Editor
BANDUNG, KOMPAS.com – Pakar Hukum dari Universitas Islam Bandung (Unisba), Rusli K Iskandar, mengingatkan kepala daerah termasuk Gubernur Jawa Barat Dedi Mulyadi yang gemar mengeluarkan surat edaran (SE).
Selama menjabat, Dedi Mulyadi sudah beberapa kali mengeluarkan SE seperti larangan study tour dan wisuda, penerapan jam malam, pembinaan karakter di barak, penghapusan tunggakan PBB, donasi harian Rp 1.000, pengaturan operasional kendaraan ODOL, dan lainnya.
"SE tidak bisa dibuat seenaknya, (apalagi) menabrak koridor hukum,” ujar Rusli dalam rilis yang diterima Kompas.com, Jumat (13/12/2025).
Baca juga: REI Jabar soal SE Dedi Mulyadi Moratorium Izin Perumahan: Mohon Dikaji Ulang...
Rusli mengingatkan, SE berlaku internal atau mengatur urusan khusus kepala daerah yang bersangkutan. Namun kini SE sudah dianggap sebagai aturan yang mengikat publik.
Kondisi ini sudah salah kaprah karena dibuat seperti titah seorang raja yang bebas bertindak atau freies ermessen.
"Jika ingin mengikat publik secara penuh harus setingkat Perda saja, ada konsultasi yang dilakukan sebelum dibuat seenak hati. Hukum itu ada etika dan etika itu posisinya di atas hukum," tegas Rusli.
Surat edaran, sambung Rusli bisa digugat balik dan dievaluasi ke Kemendagri. Mendagri dapat mengenakan sanksi bagi kepala daerah, jika SE yang dikeluarkan mengganggu atau meresahkan masyarakat dan iklim usaha.

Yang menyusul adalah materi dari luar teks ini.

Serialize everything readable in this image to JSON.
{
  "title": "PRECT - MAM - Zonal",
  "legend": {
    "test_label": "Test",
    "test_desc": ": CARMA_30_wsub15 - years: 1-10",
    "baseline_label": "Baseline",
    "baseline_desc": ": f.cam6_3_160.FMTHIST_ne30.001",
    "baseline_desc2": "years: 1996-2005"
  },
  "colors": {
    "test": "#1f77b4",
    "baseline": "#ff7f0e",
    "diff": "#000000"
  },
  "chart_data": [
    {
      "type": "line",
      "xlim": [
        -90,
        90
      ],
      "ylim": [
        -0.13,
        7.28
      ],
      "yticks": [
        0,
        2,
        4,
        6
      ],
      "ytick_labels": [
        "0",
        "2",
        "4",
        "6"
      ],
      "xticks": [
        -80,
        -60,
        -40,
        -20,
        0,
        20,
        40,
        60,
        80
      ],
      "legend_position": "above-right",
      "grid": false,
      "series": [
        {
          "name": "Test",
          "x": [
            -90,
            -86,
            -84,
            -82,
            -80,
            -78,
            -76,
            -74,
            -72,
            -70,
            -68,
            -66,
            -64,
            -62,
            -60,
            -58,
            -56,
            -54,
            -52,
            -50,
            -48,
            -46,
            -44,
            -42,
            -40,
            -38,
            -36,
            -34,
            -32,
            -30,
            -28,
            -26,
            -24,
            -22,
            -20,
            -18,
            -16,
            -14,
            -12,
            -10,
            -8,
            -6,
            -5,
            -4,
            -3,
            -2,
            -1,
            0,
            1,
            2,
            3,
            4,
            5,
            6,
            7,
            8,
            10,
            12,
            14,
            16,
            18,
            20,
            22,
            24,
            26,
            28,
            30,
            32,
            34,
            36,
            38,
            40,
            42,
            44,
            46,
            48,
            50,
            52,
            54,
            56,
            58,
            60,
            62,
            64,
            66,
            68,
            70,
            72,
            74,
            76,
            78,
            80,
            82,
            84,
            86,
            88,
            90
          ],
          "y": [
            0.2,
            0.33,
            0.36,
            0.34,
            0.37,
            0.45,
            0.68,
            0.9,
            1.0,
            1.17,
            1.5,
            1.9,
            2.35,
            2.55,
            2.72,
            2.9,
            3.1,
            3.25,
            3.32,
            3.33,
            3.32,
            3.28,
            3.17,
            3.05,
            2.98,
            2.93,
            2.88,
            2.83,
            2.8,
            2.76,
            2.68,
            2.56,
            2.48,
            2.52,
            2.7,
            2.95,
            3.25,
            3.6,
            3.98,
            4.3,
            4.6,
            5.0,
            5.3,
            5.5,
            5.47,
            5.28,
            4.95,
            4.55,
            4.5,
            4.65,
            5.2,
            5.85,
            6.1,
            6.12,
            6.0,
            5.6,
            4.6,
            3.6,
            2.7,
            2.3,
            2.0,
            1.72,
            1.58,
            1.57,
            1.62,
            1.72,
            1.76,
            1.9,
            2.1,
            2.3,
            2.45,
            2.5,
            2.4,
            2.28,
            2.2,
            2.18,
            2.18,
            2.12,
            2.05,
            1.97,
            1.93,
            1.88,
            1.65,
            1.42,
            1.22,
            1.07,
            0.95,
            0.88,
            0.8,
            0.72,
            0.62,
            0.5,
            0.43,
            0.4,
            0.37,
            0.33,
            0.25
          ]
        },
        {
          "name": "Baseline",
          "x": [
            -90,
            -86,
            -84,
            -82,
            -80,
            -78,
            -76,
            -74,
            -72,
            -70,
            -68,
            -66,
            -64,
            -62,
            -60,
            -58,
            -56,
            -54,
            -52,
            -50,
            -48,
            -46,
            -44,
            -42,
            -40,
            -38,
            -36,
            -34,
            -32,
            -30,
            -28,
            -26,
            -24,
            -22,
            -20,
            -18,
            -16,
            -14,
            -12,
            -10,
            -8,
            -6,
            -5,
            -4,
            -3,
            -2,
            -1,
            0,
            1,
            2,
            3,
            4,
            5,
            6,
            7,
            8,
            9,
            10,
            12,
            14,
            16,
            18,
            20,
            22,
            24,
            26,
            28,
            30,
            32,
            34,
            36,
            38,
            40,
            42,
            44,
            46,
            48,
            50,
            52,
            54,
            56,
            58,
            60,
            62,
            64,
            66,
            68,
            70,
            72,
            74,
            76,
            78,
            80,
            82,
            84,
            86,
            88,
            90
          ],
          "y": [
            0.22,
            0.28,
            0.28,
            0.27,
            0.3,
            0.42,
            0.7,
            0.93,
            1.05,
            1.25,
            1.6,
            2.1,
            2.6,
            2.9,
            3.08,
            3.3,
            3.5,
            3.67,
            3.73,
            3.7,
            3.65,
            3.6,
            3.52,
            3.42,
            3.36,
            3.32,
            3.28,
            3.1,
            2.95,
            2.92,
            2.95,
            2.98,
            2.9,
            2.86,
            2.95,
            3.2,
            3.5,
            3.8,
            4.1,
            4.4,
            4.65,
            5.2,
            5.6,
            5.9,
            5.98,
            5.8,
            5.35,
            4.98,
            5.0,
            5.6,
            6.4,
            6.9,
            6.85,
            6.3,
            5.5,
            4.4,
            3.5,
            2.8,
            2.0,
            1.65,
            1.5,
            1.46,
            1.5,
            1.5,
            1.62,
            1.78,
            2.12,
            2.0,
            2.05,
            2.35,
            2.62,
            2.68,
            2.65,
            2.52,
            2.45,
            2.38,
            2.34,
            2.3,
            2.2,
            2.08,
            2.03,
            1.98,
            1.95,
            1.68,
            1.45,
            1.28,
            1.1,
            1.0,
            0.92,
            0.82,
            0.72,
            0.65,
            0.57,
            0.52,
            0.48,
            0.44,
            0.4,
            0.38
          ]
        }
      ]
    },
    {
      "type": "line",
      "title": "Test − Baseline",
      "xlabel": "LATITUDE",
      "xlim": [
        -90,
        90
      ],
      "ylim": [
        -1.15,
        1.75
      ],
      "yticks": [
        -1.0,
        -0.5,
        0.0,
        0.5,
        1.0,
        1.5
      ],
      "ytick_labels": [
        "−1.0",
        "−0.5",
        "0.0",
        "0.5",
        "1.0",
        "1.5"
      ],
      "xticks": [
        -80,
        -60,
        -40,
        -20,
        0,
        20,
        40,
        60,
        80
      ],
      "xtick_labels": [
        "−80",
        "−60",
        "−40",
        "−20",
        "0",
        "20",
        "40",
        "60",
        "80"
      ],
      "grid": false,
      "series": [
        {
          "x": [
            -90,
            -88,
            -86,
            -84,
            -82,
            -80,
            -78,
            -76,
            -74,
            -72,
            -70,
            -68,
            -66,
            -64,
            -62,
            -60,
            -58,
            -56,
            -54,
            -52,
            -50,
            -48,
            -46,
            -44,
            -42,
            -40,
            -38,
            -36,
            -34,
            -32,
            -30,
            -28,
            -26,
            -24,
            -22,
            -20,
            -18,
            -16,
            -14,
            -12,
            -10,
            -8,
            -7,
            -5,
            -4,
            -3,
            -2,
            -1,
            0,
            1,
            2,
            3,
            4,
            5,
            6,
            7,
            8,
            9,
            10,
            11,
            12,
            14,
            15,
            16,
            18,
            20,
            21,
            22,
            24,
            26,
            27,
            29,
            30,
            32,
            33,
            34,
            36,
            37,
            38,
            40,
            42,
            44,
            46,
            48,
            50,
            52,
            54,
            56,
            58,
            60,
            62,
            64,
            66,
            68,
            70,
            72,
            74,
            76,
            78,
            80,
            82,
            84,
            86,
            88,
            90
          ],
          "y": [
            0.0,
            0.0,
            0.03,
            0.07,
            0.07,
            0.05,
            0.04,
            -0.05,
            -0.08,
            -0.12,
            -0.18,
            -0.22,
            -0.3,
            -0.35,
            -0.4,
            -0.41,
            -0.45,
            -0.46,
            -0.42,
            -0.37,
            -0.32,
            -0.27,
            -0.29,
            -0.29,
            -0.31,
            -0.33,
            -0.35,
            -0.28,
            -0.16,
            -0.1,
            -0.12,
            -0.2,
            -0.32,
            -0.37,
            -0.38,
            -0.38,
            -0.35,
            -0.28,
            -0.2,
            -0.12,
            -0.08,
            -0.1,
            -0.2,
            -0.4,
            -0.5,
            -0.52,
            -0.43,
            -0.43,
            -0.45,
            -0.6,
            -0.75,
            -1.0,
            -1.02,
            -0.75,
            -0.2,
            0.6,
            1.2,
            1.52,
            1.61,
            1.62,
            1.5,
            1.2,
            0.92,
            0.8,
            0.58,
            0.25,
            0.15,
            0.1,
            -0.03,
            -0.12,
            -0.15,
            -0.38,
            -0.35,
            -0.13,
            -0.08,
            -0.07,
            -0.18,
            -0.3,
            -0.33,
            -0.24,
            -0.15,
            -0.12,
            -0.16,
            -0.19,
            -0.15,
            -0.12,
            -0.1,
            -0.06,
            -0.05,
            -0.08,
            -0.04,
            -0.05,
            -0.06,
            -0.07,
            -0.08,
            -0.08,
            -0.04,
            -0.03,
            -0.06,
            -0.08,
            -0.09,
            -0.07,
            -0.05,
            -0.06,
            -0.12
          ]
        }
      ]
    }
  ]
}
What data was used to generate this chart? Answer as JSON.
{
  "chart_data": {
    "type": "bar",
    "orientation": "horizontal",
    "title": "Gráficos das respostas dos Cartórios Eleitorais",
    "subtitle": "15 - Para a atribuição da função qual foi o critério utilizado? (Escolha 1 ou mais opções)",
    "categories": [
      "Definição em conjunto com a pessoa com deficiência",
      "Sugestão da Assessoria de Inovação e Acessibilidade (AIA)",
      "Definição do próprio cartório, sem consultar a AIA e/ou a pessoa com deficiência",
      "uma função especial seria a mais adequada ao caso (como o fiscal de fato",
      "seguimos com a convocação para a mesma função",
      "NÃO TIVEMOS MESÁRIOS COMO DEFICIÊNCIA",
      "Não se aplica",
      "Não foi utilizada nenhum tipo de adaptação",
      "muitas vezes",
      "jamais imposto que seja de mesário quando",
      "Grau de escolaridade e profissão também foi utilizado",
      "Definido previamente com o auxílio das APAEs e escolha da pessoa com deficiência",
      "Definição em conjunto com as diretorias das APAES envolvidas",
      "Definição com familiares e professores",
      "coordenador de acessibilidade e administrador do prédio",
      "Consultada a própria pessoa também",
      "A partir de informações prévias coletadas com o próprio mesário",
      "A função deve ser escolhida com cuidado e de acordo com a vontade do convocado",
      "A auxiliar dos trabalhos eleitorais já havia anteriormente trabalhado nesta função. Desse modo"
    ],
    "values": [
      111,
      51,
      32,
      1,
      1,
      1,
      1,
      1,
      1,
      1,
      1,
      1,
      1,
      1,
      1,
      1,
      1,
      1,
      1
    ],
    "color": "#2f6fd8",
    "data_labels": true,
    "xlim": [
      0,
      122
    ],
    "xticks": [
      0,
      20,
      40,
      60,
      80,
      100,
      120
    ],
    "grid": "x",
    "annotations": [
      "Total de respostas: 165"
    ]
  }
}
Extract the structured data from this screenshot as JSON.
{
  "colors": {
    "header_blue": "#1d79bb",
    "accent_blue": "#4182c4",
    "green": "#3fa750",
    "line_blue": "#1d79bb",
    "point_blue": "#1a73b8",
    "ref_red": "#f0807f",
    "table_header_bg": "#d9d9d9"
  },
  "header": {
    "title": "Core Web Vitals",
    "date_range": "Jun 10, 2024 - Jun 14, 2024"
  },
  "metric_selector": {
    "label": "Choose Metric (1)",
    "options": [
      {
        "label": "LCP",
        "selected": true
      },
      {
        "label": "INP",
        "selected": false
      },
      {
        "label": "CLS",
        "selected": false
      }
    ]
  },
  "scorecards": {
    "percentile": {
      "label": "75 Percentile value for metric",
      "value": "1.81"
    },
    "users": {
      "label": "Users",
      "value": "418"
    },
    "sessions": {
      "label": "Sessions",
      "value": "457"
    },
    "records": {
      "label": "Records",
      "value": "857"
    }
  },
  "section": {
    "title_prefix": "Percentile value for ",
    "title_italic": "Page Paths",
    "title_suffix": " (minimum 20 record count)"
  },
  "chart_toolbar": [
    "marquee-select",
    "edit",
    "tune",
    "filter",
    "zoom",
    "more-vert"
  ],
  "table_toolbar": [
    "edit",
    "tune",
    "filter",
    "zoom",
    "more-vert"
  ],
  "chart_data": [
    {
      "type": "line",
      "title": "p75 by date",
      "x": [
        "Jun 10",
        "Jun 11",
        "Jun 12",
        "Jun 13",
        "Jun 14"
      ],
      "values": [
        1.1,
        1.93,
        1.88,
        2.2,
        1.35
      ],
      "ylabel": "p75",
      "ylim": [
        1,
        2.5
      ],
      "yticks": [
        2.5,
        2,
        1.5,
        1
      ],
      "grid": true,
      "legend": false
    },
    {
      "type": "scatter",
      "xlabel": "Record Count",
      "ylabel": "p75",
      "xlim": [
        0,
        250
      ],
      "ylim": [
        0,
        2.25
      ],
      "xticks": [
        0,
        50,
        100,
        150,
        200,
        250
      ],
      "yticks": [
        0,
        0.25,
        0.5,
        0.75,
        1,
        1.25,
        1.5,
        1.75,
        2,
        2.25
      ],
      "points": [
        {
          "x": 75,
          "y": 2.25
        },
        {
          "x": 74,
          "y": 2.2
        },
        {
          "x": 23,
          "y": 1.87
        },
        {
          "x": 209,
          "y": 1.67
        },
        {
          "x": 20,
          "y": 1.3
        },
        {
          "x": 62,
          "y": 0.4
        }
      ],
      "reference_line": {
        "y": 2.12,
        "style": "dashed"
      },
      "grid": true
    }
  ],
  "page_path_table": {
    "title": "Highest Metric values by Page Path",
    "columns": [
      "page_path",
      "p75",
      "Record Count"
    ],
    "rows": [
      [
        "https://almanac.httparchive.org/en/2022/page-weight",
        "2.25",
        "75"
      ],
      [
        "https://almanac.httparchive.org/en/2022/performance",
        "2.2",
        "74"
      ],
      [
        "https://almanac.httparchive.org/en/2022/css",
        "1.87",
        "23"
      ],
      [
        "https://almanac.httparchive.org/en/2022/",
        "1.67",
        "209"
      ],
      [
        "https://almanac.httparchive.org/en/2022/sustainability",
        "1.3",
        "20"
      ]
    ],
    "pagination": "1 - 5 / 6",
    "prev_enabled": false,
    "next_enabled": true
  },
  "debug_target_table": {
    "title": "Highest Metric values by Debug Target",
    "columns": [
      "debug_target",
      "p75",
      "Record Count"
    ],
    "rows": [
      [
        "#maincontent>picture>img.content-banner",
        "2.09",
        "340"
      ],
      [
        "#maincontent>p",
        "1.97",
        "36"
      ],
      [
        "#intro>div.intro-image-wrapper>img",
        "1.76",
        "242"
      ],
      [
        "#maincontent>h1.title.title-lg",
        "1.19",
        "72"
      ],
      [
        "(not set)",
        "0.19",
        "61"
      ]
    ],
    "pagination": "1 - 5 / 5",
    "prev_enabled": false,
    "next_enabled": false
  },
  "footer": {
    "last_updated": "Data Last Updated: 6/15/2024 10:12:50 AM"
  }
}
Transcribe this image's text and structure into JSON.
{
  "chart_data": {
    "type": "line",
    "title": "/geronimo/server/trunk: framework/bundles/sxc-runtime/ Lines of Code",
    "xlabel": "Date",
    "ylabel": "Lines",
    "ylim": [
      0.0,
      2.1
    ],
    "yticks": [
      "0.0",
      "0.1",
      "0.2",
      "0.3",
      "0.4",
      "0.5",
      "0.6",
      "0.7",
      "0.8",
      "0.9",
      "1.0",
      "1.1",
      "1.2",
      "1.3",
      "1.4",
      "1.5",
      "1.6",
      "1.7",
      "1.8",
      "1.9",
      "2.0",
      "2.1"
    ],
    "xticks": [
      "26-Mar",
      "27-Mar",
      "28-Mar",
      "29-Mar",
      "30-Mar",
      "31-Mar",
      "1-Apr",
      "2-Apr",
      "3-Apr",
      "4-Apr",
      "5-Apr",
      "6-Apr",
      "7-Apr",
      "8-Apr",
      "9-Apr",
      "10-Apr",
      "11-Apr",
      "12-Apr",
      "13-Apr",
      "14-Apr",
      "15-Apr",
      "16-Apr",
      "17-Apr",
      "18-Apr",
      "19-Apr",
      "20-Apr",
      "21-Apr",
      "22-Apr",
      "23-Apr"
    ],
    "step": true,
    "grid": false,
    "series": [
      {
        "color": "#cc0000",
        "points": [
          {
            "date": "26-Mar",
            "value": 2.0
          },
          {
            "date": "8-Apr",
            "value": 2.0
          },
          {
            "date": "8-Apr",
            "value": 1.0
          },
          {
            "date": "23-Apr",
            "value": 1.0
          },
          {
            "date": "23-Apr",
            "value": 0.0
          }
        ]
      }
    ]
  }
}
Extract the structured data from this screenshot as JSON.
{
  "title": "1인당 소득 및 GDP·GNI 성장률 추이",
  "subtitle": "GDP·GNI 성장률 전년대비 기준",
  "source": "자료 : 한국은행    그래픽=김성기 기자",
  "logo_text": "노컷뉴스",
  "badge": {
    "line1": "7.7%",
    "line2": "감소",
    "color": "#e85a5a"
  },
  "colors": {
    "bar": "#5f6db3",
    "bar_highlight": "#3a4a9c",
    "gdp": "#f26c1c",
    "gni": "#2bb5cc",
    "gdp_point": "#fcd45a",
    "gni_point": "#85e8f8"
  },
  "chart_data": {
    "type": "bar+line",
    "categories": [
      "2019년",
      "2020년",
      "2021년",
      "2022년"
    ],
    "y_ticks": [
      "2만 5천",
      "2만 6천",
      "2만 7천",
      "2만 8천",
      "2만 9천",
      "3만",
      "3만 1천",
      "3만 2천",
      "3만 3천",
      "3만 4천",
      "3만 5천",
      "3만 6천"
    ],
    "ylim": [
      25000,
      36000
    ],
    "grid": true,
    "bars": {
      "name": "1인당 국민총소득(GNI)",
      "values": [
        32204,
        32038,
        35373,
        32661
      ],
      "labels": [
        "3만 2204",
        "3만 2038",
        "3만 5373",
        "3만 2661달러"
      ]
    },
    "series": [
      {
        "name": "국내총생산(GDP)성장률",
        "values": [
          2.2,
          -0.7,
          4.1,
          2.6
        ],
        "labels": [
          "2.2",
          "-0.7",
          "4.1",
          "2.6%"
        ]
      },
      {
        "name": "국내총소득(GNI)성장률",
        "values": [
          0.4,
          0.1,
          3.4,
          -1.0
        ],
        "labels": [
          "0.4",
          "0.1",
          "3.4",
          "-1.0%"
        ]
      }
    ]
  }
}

"Yang merasa dirugikan dapat menggugat ke Mendagri, uji saja nanti di sana nanti akan ada evaluasi. Sudah pernah dilakukan terhadap SE Gubernur Bali terkait larangan menjual air kemasan di bawah 1 liter, Mendagri meminta untuk dievaluasi karena mengganggu sektor usaha di sana," beber dia.
Bahkan menurutnya jika ternyata SE itu dibuat melanggar perundang-undangan, kepala daerah dapat dikenai sanksi perbuatan melanggar hukum.
Pakar Kebijakan Publik Agus Pambagio menambahkan, SE sudah tidak perlu lagi diterbitkan oleh Kementerian dan lembaga hingga setingkat pemda karena banyak yang sudah berpotensi melanggar peraturan perundang-undangan di atasnya. Masyarakat membutuhkan kepastian hukum.
"Jangan salah kaprah, harus sesuai dengan UU No 12 tahun 2011 tentang Pembentukan Peraturan Perundang-Undangan . SE itu mengikat secara internal saja bukan untuk mengatur publik," tegasnya.
Baca juga: Dedi Mulyadi Sebut Bandung Sudah di Bawah Permukaan Laut: Tangani Banjir Tak Cukup Keruk Sungai
Kebebasan membuat SE sudah mengarah kepada kebebasan wewenang kepala daerah yang tidak terbatas, padahal ada aturan yang mengikat.
"Misal SE terkait larangan truk ODOL air mineral, tujuannya bagus namun itu bisa menjadi alat bagi pihak tak bertanggung jawab menerapkan pungli bahkan tilang ilegal. SE tidak bisa menjadi dasar untuk polisi menilang, harus berupa Perda," jelasnya.
Ia mengatakan rencana pemerintah menerapkan aturan ODOL tahun 2027 mendatang harus dibarengi dengan penegakan aturan yang jelas.
"Pengusaha itu siap taat asal tidak ada biaya-biaya tidak jelas di jalan. Pungli sudah mulai dirasakan sejak dari keluar gudang, pelabuhan dan jalanan. Ini juga harus diperhatikan oleh pemda," tuturnya.